I found the characters compelling because of how realistically they reacted to the information (discovered piecemeal, again realistic) that the unthinkable had been taking place right in front of them. Nate and Sarah also deal with struggles in their own lives that highlight aspects of the struggles Jordan faces.
Kittle addresses the complicated issue of emotional healing after violation — both physical/sexual and emotional. She explores the selfish and unselfish reasons for one person to help another, as well as the complex and contradictory ways we react to help in our darkest hours.
Because I’m a curmudgeon, I have a few nitpicks. The ending wrapped up a little too neatly for me, although I’d prefer not to say why for spoiler reasons. I also thought that in a few places Nate was written to appeal to the adult women readers in the audience (ie, moms like me). Nate is introduces as a rebellious teen who’s in trouble with the school and may get in trouble with the law, but as it turns out, he’s really a golden-hearted, thoughtful young man. I liked him, of course, but I found the setup (through his mother’s eyes and the lens of her fears) and the execution were at odds.
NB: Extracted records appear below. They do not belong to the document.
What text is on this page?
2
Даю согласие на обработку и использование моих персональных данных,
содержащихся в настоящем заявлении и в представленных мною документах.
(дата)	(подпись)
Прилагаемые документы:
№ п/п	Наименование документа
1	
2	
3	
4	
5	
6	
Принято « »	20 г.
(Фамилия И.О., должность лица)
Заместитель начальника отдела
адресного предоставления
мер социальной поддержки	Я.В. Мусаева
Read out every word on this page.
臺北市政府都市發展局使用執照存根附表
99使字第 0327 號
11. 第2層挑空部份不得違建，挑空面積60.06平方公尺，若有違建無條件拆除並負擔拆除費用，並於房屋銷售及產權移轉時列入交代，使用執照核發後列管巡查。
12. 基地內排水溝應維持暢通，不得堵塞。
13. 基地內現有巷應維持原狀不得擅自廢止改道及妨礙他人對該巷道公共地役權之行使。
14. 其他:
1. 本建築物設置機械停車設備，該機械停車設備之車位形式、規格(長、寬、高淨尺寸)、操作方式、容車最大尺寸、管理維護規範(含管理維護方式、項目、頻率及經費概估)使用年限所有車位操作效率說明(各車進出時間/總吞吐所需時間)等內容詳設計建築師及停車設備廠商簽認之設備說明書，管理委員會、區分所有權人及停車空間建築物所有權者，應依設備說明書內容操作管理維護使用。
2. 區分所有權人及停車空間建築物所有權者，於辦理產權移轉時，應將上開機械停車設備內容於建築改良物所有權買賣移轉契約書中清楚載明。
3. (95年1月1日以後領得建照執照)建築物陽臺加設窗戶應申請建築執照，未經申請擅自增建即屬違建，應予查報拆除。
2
My other nitpick is that Kittle worked a lot of research into the story, so while she gives what I believe is a dead-on-target depiction of childhood sexual abuse and the mindset of the victims, she also wanted to make sure all her research made it into the story. I felt one of the plot twists and some of the exposition were written in order to get information into the book that didn’t otherwise fit.
Overall, I enthusiastically recommend The Kindness of Strangers. Katrina Kittle’s novel The Blessings of the Animals will be published this August. I will be reading that as well, and at some point I’ll also track down her novel Traveling Light.
Disclaimer: I was not provided with a free copy of either book by the publisher for review purposes. I was provided with free copies by my local library for reading purposes, and I wrote a review of my own accord.